Learning about the nature of infectious diseases is just one part of Allen’s new role — and a far cry from his childhood dreams of growing up to be a high school band teacher. The Portland native said he enjoyed playing violin, clarinet and saxophone.
He set aside the instruments for a banker’s ledger after studying economics at Oregon State University and then worked in various banking positions for decades, realizing along the way his “generic skill set is I am able to enter into a situation I don’t know a ton about, be able to learn about it quickly, kind of process through what are the things that need to happen and figure out what to do.”
Allen eventually moved into state government and ended up running Oregon’s Department of Consumer and Business Services, which oversees building safety, workplace safety and finance.
The experience led former Oregon Gov. Kate Brown to appoint him as director of the state’s Health Authority in 2017.
Former Oregon state Rep. Alissa Keny-Guyer, who worked with Allen on a regular basis, said she was “apprehensive” when he took on the job.
“I knew he didn’t have a big background in health and was worried he would not be a visionary,” she said, adding she quickly learned he had the right skills.
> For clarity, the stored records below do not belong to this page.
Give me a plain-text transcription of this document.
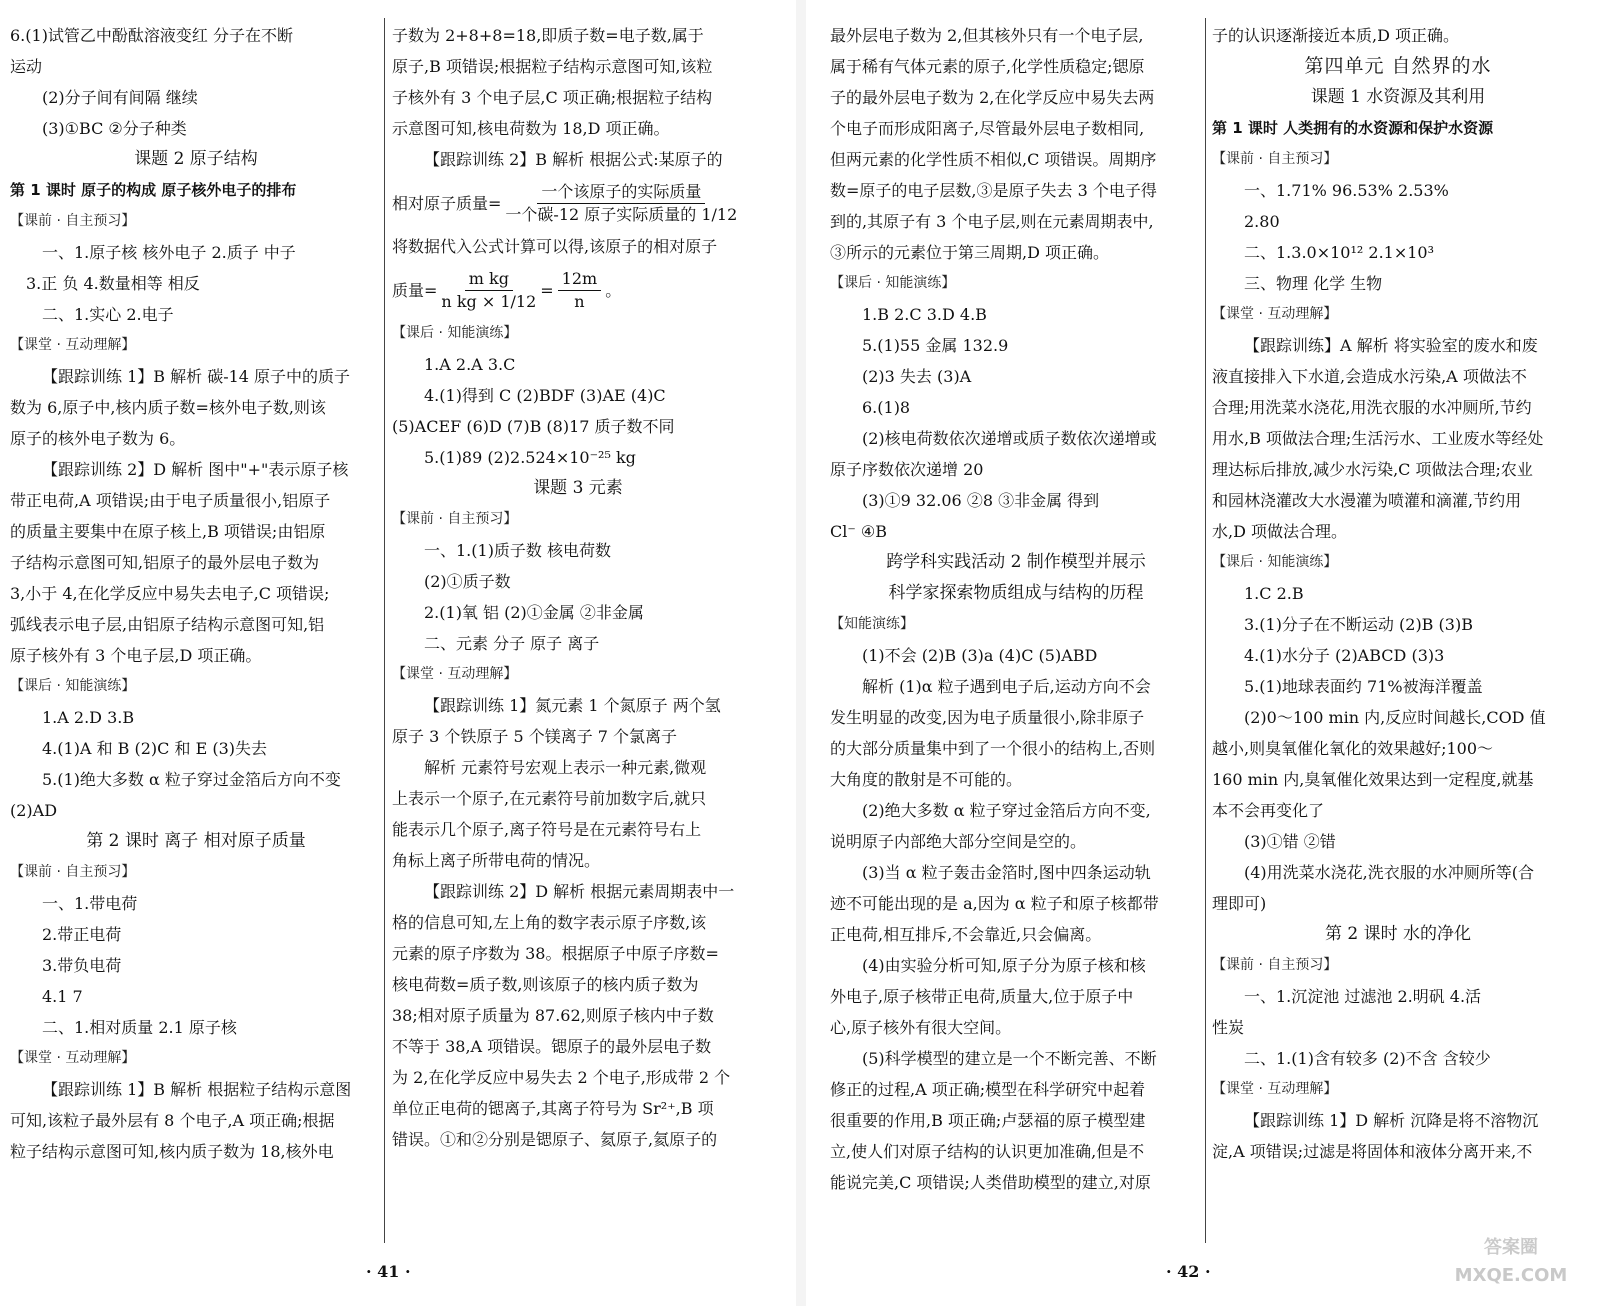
6.(1)试管乙中酚酞溶液变红 分子在不断

运动

(2)分子间有间隔 继续

(3)①BC ②分子种类

课题 2 原子结构

第 1 课时 原子的构成 原子核外电子的排布

【课前 · 自主预习】

一、1.原子核 核外电子 2.质子 中子

3.正 负 4.数量相等 相反

二、1.实心 2.电子

【课堂 · 互动理解】

【跟踪训练 1】B 解析 碳-14 原子中的质子

数为 6,原子中,核内质子数=核外电子数,则该

原子的核外电子数为 6。

【跟踪训练 2】D 解析 图中"+"表示原子核

带正电荷,A 项错误;由于电子质量很小,铝原子

的质量主要集中在原子核上,B 项错误;由铝原

子结构示意图可知,铝原子的最外层电子数为

3,小于 4,在化学反应中易失去电子,C 项错误;

弧线表示电子层,由铝原子结构示意图可知,铝

原子核外有 3 个电子层,D 项正确。

【课后 · 知能演练】

1.A 2.D 3.B

4.(1)A 和 B (2)C 和 E (3)失去

5.(1)绝大多数 α 粒子穿过金箔后方向不变

(2)AD

第 2 课时 离子 相对原子质量

【课前 · 自主预习】

一、1.带电荷

2.带正电荷

3.带负电荷

4.1 7

二、1.相对质量 2.1 原子核

【课堂 · 互动理解】

【跟踪训练 1】B 解析 根据粒子结构示意图

可知,该粒子最外层有 8 个电子,A 项正确;根据

粒子结构示意图可知,核内质子数为 18,核外电

子数为 2+8+8=18,即质子数=电子数,属于

原子,B 项错误;根据粒子结构示意图可知,该粒

子核外有 3 个电子层,C 项正确;根据粒子结构

示意图可知,核电荷数为 18,D 项正确。

【跟踪训练 2】B 解析 根据公式:某原子的

相对原子质量= $\frac{\text{一个该原子的实际质量}}{\text{一个碳-12 原子实际质量的 1/12}}$

将数据代入公式计算可以得,该原子的相对原子

质量= $\frac{\text{m kg}}{\text{n kg × 1/12}} = \frac{12m}{n}$ 。

【课后 · 知能演练】

1.A 2.A 3.C

4.(1)得到 C (2)BDF (3)AE (4)C

(5)ACEF (6)D (7)B (8)17 质子数不同

5.(1)89 (2)2.524×10⁻²⁵ kg

课题 3 元素

【课前 · 自主预习】

一、1.(1)质子数 核电荷数

(2)①质子数

2.(1)氧 铝 (2)①金属 ②非金属

二、元素 分子 原子 离子

【课堂 · 互动理解】

【跟踪训练 1】氮元素 1 个氮原子 两个氢

原子 3 个铁原子 5 个镁离子 7 个氯离子

解析 元素符号宏观上表示一种元素,微观

上表示一个原子,在元素符号前加数字后,就只

能表示几个原子,离子符号是在元素符号右上

角标上离子所带电荷的情况。

【跟踪训练 2】D 解析 根据元素周期表中一

格的信息可知,左上角的数字表示原子序数,该

元素的原子序数为 38。根据原子中原子序数=

核电荷数=质子数,则该原子的核内质子数为

38;相对原子质量为 87.62,则原子核内中子数

不等于 38,A 项错误。锶原子的最外层电子数

为 2,在化学反应中易失去 2 个电子,形成带 2 个

单位正电荷的锶离子,其离子符号为 Sr²⁺,B 项

错误。①和②分别是锶原子、氦原子,氦原子的

最外层电子数为 2,但其核外只有一个电子层,

属于稀有气体元素的原子,化学性质稳定;锶原

子的最外层电子数为 2,在化学反应中易失去两

个电子而形成阳离子,尽管最外层电子数相同,

但两元素的化学性质不相似,C 项错误。周期序

数=原子的电子层数,③是原子失去 3 个电子得

到的,其原子有 3 个电子层,则在元素周期表中,

③所示的元素位于第三周期,D 项正确。

【课后 · 知能演练】

1.B 2.C 3.D 4.B

5.(1)55 金属 132.9

(2)3 失去 (3)A

6.(1)8

(2)核电荷数依次递增或质子数依次递增或

原子序数依次递增 20

(3)①9 32.06 ②8 ③非金属 得到

Cl⁻ ④B

跨学科实践活动 2 制作模型并展示

科学家探索物质组成与结构的历程

【知能演练】

(1)不会 (2)B (3)a (4)C (5)ABD

解析 (1)α 粒子遇到电子后,运动方向不会

发生明显的改变,因为电子质量很小,除非原子

的大部分质量集中到了一个很小的结构上,否则

大角度的散射是不可能的。

(2)绝大多数 α 粒子穿过金箔后方向不变,

说明原子内部绝大部分空间是空的。

(3)当 α 粒子轰击金箔时,图中四条运动轨

迹不可能出现的是 a,因为 α 粒子和原子核都带

正电荷,相互排斥,不会靠近,只会偏离。

(4)由实验分析可知,原子分为原子核和核

外电子,原子核带正电荷,质量大,位于原子中

心,原子核外有很大空间。

(5)科学模型的建立是一个不断完善、不断

修正的过程,A 项正确;模型在科学研究中起着

很重要的作用,B 项正确;卢瑟福的原子模型建

立,使人们对原子结构的认识更加准确,但是不

能说完美,C 项错误;人类借助模型的建立,对原

子的认识逐渐接近本质,D 项正确。

第四单元 自然界的水

课题 1 水资源及其利用

第 1 课时 人类拥有的水资源和保护水资源

【课前 · 自主预习】

一、1.71% 96.53% 2.53%

2.80

二、1.3.0×10¹² 2.1×10³

三、物理 化学 生物

【课堂 · 互动理解】

【跟踪训练】A 解析 将实验室的废水和废

液直接排入下水道,会造成水污染,A 项做法不

合理;用洗菜水浇花,用洗衣服的水冲厕所,节约

用水,B 项做法合理;生活污水、工业废水等经处

理达标后排放,减少水污染,C 项做法合理;农业

和园林浇灌改大水漫灌为喷灌和滴灌,节约用

水,D 项做法合理。

【课后 · 知能演练】

1.C 2.B

3.(1)分子在不断运动 (2)B (3)B

4.(1)水分子 (2)ABCD (3)3

5.(1)地球表面约 71%被海洋覆盖

(2)0～100 min 内,反应时间越长,COD 值

越小,则臭氧催化氧化的效果越好;100～

160 min 内,臭氧催化效果达到一定程度,就基

本不会再变化了

(3)①错 ②错

(4)用洗菜水浇花,洗衣服的水冲厕所等(合

理即可)

第 2 课时 水的净化

【课前 · 自主预习】

一、1.沉淀池 过滤池 2.明矾 4.活

性炭

二、1.(1)含有较多 (2)不含 含较少

【课堂 · 互动理解】

【跟踪训练 1】D 解析 沉降是将不溶物沉

淀,A 项错误;过滤是将固体和液体分离开来,不

· 41 ·	· 42 ·
答案圈
MXQE.COM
“He’s a really good listener, he’s an incredibly hard worker, and as a result, he was a very good director,” she said. “He brought a lot of stability to the division.”
Oregon state Sen. Elizabeth Steiner also lauded his performance. “I’m a firm believer that a good manager doesn’t necessarily have to have expertise in that subject matter. They have to have expertise in recognizing talent, hiring them and keeping people,” she said.
Allen did “an amazing job” during the pandemic, Steiner added. She felt Allen led the health agency with “a surprising amount of grace and good humor and followed the science.”
Steiner said the criticism of Allen’s handling of behavioral health was unfair.
“He did the best he could given the situation,” she said. “Oregon has historically struggled a lot to have a good behavioral health system.”
Some Republican senators in New Mexico voted against Allen, arguing his approach to the pandemic in Oregon was similar to that of New Mexico and resulted in schools and businesses closing down.
Allen stands by his decisions.
The Commonwealth Fund’s 2022 report on how states handled the COVID-19 crisis in terms of health care access, quality, outcomes and spending placed Oregon 14th, tied with Maine and Pennsylvania and far above many states, including New Mexico, which ranked 26th.
Allen said he first met with Lujan Grisham virtually in November as he began weighing other job opportunities. He was looking for a new challenge.
He noted New Mexico and Oregon differ in many ways. “I’m only really beginning to just scratch the surface of understanding those dynamics and think about how I approach things like health equity here,” he said.
“Because if I take the things I learned there and try to do the same thing here, I think I’m going to crash on the rocks and burn — and I should.”